By Ren Ke and Feng Guo (China Daily)
Updated: 2007-11-15 10:55

Attending mass at Hutoumao Catholic Church every Sunday has been an indispensable part of Wang Jian's life since 1998. An administrative staff in a State-owned local transport company, Wang is one of the 1,000-odd Catholic residents of Yan'an in Shaanxi Province.


Imam Han Chuanjin points to a stone tablet in his mosque in Yan'an that carries an inscription by Chairman Mao Zedong. [China Daily]
 

Qiao'ergou Catholic Church, the first in the city, was built in the 1930s. Now the local government plans to build a new church closer to the city center. The Qiao'ergou Catholic Church is on the Yanhe River. The Spanish missionary vacated it after the Red Army reached Yan'an in 1935 following the Long March. Yan'an was the headquarters of the Communist Party of China from 1935 to 1947.

Imam Han Chuanjin points to a stone tablet in his mosque in Yan'an that carries an inscription by Chairman Mao Zedong. After the death of Lu Xun, one of China's greatest contemporary writers, in 1936, the church was turned into Lu Xun Art Academy.
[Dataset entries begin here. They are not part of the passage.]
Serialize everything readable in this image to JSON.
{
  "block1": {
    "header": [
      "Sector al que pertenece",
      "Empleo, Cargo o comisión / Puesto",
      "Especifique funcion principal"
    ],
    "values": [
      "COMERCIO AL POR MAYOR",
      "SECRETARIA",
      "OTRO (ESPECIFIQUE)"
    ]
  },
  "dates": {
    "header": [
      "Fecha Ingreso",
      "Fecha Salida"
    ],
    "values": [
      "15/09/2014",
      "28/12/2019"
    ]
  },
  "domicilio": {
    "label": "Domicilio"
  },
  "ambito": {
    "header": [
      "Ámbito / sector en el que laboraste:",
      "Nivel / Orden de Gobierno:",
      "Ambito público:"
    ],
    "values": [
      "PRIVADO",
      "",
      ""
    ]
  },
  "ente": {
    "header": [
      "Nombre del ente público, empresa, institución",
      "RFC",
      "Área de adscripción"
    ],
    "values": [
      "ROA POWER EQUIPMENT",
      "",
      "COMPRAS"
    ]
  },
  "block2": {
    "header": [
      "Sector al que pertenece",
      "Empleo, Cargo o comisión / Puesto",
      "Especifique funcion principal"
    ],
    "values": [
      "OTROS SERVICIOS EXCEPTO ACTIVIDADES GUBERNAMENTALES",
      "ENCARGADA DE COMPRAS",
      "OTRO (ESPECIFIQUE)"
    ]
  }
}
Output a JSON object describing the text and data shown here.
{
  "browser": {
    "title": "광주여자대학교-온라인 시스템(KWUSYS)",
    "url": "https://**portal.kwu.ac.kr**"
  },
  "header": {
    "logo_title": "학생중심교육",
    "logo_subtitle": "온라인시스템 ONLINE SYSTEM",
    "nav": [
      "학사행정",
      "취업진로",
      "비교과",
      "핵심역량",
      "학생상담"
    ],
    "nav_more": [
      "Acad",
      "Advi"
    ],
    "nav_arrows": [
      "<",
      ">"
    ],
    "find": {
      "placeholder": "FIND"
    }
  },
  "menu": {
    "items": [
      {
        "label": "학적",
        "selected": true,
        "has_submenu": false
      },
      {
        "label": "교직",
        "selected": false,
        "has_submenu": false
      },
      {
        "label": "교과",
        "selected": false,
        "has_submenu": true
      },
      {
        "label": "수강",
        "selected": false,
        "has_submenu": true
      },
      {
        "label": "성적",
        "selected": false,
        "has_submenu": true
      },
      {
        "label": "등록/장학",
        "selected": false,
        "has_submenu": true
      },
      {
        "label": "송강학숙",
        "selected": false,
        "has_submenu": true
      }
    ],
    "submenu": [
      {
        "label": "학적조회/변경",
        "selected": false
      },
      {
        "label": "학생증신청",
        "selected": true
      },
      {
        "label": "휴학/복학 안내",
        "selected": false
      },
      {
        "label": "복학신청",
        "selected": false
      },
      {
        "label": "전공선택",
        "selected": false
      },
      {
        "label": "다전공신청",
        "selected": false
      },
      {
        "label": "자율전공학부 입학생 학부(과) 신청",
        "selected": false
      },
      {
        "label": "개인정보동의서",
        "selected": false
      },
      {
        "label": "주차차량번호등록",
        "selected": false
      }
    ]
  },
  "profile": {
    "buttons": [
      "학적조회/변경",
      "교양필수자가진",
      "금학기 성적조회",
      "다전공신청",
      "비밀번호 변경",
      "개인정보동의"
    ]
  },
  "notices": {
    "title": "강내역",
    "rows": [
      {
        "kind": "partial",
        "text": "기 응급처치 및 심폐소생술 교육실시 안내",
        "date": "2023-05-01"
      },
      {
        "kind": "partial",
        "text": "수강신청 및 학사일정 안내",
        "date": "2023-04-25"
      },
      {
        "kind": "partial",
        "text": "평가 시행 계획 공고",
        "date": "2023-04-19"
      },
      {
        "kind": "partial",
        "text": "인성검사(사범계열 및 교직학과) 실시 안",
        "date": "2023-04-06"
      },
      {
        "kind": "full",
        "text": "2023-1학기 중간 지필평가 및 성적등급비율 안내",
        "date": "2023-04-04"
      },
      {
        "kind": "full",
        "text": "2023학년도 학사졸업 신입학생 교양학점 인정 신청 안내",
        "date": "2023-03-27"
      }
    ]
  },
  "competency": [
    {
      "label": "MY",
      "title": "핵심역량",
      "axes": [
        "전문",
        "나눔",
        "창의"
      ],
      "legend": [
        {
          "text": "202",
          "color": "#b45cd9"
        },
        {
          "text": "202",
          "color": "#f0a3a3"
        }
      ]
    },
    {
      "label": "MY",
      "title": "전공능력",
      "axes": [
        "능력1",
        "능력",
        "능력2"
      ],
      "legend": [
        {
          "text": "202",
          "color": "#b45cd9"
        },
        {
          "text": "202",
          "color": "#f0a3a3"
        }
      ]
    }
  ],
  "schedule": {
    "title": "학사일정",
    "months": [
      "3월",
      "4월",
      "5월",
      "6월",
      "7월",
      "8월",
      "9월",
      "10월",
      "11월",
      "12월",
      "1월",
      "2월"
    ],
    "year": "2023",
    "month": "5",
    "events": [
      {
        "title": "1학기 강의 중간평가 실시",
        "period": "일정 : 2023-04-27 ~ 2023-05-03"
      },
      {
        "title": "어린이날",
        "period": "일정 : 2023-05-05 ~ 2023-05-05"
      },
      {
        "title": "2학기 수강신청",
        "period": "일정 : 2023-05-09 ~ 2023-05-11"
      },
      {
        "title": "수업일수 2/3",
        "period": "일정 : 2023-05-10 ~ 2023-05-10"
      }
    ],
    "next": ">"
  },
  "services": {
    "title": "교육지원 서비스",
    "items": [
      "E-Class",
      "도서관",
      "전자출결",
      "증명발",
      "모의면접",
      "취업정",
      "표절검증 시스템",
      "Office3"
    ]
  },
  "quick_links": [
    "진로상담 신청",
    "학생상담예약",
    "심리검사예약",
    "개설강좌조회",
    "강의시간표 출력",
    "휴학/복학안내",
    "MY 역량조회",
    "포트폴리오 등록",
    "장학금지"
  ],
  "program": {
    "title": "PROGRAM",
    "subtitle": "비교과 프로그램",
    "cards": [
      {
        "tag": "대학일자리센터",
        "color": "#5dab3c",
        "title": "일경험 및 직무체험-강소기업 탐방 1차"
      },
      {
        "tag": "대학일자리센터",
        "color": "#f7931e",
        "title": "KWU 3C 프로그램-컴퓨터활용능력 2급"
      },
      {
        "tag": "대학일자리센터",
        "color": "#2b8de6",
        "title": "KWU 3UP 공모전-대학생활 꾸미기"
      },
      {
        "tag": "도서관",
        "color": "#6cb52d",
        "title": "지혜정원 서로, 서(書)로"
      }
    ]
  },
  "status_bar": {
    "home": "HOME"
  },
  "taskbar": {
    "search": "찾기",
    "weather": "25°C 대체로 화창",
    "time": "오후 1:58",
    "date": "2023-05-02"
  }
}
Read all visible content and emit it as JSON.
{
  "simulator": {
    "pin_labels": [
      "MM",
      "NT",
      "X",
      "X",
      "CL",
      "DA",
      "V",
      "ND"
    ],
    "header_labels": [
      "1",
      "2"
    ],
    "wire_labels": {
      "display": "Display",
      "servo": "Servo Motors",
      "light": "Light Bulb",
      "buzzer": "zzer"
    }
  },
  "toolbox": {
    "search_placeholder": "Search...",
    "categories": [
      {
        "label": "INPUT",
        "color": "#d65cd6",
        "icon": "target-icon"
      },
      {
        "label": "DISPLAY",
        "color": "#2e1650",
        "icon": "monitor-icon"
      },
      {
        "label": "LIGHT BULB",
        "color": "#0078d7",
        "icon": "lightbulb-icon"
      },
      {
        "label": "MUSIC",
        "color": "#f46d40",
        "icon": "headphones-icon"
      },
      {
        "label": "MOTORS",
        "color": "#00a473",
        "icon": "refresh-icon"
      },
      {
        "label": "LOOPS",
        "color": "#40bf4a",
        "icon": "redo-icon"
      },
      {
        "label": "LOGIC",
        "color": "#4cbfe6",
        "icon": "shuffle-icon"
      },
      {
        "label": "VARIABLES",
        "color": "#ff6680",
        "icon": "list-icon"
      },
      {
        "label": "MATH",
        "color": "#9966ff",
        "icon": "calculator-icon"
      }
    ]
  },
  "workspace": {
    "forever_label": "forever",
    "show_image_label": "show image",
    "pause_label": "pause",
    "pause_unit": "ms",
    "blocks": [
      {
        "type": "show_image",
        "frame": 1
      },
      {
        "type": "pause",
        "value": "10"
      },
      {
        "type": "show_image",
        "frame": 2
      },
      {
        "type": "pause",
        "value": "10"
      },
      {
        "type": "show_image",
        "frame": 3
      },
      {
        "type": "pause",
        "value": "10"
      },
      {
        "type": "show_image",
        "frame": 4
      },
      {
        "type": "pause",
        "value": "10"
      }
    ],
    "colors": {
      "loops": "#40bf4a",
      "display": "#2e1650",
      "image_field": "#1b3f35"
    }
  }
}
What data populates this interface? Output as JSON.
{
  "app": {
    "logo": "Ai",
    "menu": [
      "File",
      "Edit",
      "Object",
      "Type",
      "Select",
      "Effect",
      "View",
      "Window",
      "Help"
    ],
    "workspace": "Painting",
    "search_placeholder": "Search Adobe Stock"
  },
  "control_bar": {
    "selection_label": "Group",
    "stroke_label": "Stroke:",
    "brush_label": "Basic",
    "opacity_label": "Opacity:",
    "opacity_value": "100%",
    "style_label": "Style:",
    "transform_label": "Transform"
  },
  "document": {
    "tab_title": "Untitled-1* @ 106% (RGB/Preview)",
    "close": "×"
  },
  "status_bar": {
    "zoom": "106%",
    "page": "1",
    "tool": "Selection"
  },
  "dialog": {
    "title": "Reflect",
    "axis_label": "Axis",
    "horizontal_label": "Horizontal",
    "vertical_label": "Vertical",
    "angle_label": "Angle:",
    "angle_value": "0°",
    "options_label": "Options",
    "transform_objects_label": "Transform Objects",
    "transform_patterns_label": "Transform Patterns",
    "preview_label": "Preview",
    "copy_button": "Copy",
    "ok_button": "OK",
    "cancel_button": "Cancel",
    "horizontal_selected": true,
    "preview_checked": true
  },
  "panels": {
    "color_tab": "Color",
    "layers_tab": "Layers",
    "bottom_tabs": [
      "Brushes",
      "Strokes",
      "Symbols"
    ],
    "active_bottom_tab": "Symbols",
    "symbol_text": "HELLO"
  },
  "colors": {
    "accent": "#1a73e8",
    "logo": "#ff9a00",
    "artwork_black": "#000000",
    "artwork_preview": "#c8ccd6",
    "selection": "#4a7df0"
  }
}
The academy's stone building was listed as a national-level cultural relic site in 1996. Now it is being turned into an art museum.

The Yan'an Bureau for Religious Affairs (BRA) says more than 6,000 square meters of land has been allocated for the new church. The land at present is used as a farmers' market, and is closer to the city center than the old church. The BRA has reportedly signed the land acquisition contract with the village and is trying to persuade the farmers to relocate.

"We have to take into account the interests of believers and non-believers both," says BRA Director Huang Qingling. "The construction work will start next year after the farmers are relocated." More than 2 million yuan ($260,000) has been sanctioned for the new church. And though the design is still under discussion, it can accommodate more than 300 people after completion.

Yan'an is like most other Chinese cities where there's a dearth of land for construction. That's why the new church can't be built in the center of the city. Wang Jian, a 45-year-old Catholic says: "A church in the center of the city, or near the square, would have been better. But all the same, I can't wait to go to the new church."

The new Catholic Church is not the only symbol of religious freedom in China, for a Protestant church and a mosque have also been built in recent years in the cradle of Communist revolution in the country. On a mountainside not far to the south of the downtown area sits the South Christian (Protestant) Church, marked by a Latin Cross and overlooking the road that leads to the center of the city. It was built in 2002, the same year Liu Liqin began studying in a Bible school in Xi'an, capital of Shaanxi Province.